Roma – Chi usa software e ambienti di file-sharing per scambiare file musicali o altri contenuti protetti? Con uno spider adatto, intrufolato nei più frequentati spazi di scambio, si potrebbero rintracciare tonnellate di indirizzi IP e poi associare gli indirizzi agli utenti. Infine si potrebbero ottenere dalle magistrature dei singoli paesi ove risiedono i maniaci del file-sharing le autorizzazioni necessarie a sequestrare il materiale pirata, condendo magari il tutto con il sequestro del computer e una bella multa.
Fantascienza? Lo era, fino a poche settimane fa, quando la polizia belga ha iniziato a compiere dei raid nelle case di alcuni utenti di Napster. Utenti che avrebbero diffuso e scaricato materiale pirata e che sarebbero stati individuati e denunciati dalla prode “International Federation of Phonografic Industry” (IFPI), una delle massime espressioni associative della multi-industria della discografia.
L’approccio repressivo è rivoluzionario. Anziché colpire la povera azienda Napster, colpevole solo di aver sviluppato un software che segna una svolta concettuale senza precedenti per la Rete, i discografici sembrano pronti a dedicarsi ad un nuovo sport: il tiro al piccione.
I blitz in Belgio hanno condotto all’esame dei contenuti dei computer e degli altri supporti digitali trovati nelle case dei fuorilegge. Per cercare prove che denuncino la loro attività di pirati e contraffattori.

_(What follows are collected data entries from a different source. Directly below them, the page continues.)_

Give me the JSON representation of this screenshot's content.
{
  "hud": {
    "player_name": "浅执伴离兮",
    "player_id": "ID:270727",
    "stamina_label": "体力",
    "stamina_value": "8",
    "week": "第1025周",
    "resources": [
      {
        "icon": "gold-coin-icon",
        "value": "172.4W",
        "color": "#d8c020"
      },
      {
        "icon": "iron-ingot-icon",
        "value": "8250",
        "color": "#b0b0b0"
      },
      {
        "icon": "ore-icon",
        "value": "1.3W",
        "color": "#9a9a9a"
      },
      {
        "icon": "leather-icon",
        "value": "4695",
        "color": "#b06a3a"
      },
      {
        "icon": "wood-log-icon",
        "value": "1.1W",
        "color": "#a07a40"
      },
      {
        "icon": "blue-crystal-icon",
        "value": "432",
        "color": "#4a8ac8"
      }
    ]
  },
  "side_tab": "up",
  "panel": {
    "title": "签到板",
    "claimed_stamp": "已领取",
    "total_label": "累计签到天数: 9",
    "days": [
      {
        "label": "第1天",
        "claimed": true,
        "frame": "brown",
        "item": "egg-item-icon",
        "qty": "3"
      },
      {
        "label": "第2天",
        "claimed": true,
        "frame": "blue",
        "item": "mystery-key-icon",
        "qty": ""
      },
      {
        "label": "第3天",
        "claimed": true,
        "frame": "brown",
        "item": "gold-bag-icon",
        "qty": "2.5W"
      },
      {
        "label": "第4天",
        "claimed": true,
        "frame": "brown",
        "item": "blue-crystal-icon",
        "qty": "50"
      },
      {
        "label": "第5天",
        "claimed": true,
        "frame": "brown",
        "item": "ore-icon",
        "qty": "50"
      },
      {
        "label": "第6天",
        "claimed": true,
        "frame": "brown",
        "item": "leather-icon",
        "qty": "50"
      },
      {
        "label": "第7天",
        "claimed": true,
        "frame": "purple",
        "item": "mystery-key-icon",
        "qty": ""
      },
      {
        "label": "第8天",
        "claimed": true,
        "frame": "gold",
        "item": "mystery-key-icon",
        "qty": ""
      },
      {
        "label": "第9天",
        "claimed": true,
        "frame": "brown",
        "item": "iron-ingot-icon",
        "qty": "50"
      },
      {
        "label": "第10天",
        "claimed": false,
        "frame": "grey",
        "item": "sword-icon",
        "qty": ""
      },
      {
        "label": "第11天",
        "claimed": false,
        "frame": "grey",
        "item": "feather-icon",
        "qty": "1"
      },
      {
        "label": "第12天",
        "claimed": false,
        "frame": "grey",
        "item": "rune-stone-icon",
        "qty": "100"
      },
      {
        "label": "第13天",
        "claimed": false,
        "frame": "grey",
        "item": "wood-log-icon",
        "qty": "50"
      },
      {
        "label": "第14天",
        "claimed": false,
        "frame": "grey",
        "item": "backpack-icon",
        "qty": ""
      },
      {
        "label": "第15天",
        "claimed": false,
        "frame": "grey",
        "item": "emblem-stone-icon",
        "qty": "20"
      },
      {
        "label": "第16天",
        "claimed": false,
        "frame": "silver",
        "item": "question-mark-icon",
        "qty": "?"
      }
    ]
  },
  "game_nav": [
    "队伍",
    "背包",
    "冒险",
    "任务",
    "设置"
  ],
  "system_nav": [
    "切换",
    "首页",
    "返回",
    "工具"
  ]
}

Un’operazione che la IFPI ha sponsorizzato e che verrà presto ripetuta su più larga scala. Il software utilizzato per individuare i “criminali”, hanno detto quelli della IFPI, è in grado di rintracciare i downloaders più accaniti a gruppi di migliaia ogni giorno. Una volta ottenuto l’IP di ciascuno e da lì il nome degli utenti, tutto quello che deve fare la IFPI è contattare le autorità di polizia competenti e far partire denunce e blitz.
Inutile dire che questa politica repressiva, se verrà effettivamente portata alle sue estreme conseguenze, non solo accelererà il processo di sviluppo di Freenet e delle altre sottoreti che garantiscono l’anonimato ma anche provocherà un nuovo imperioso distacco tra utente-consumatore e casa discografica. Comprare un album equivarrebbe a finanziare la repressione. L’anticamera della morte per l’industria discografica. Un’anticamera nella quale potremmo cominciare con l’organizzare un festino, in attesa del lieto evento.